Part of the parking limitation is the mature trees that dot the campground. These shade most of each campsite and might seem appealing as hammock candidates but using them as such is banned by the park.
There are waste facilities in the form of porta-potties at the entrance to the campground along with a single water spigot of dubious origin. But campers will have to leave the park for any other resources.
Houchin Ferry Campsites are reserved through the recreation.gov website. There is no onsite payment method for last-minute arrivals to claim unreserved spots and with the incredibly spotty cell service at the campground, it’s best to reserve sites before arrival, even if you are arriving the same day. That said, it is nigh impossible to gauge a campsite by the single picture and map of recreation.gov but you don’t have much choice when it comes to reserving a campsite at Houchin Ferry.
While camping may involve a fair bit of compromise, Houchin Ferry Campground is ideal for launching small watercraft, fishing, and picnicking. Although half of the campground’s sites are next to the water, they are positioned on a high, weedy bank. It’s great for views but not ideal for accessing the water. Instead, water access is at the end of the Houchin Ferry Road where the pavement dead-ends into the Green River. This looks like it was originally a boat launch that could have serviced larger watercraft on trailers. But river flooding and erosion have led to the water access being blocked off from vehicles. Today, campers can only reach the water on foot and share the limited bank with fishers and small watercraft.

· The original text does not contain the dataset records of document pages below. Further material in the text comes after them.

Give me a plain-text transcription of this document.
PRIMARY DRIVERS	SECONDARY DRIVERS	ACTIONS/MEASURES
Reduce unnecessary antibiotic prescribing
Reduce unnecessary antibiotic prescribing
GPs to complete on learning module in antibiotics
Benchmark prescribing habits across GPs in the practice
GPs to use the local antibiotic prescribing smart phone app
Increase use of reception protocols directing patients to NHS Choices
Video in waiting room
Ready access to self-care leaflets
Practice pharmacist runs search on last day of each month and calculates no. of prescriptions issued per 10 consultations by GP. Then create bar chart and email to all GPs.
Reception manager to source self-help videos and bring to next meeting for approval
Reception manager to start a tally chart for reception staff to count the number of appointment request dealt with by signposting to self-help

It’s worth noting what this area doesn’t accommodate as well. The river bottom’s sharp, muddy drop, moderate current, and near-constant presence of fishing along the shoreline make the river a poor candidate for wading or swimming. There also are no hiking trailheads within walking distance of the campground. It also is not a convenient access point for the rest of the park. On maps, the campground may look like a waypoint connecting Houchin Ferry Road with Ollie Road and the rest of the Mammoth Caves National Park. In practice, Houchin Ferry Road dead-ends at the Green River. To access the rest of the park, campers drive out of the park and follow Mammoth Cave Road to the main entrance of Mammoth Caves National Park.
In short, Houchin Ferry is excellent for water activities but for those more focused on hiking, biking, and easy access to the caves, we would recommend the more developed Mammoth Cave Campground.
Houchin Ferry Campground in Mammoth Cave National Park is amazing at half capacity. But I’m not quite sure what the designer was thinking when they practically stacked each campsite on top of the other. On weekdays, it seems that the grounds operate reasonably. We share the ten spaces with 4 parties. But on the weekend, we have two tents from the neighboring site erected within a couple of feet of our truck’s wheels and someone seems to really like Def Leopard.
Overall, this is a campground that is best enjoyed off-season or mid-week. But I certainly would visit again. And nest time, we will definitely bring fishing poles.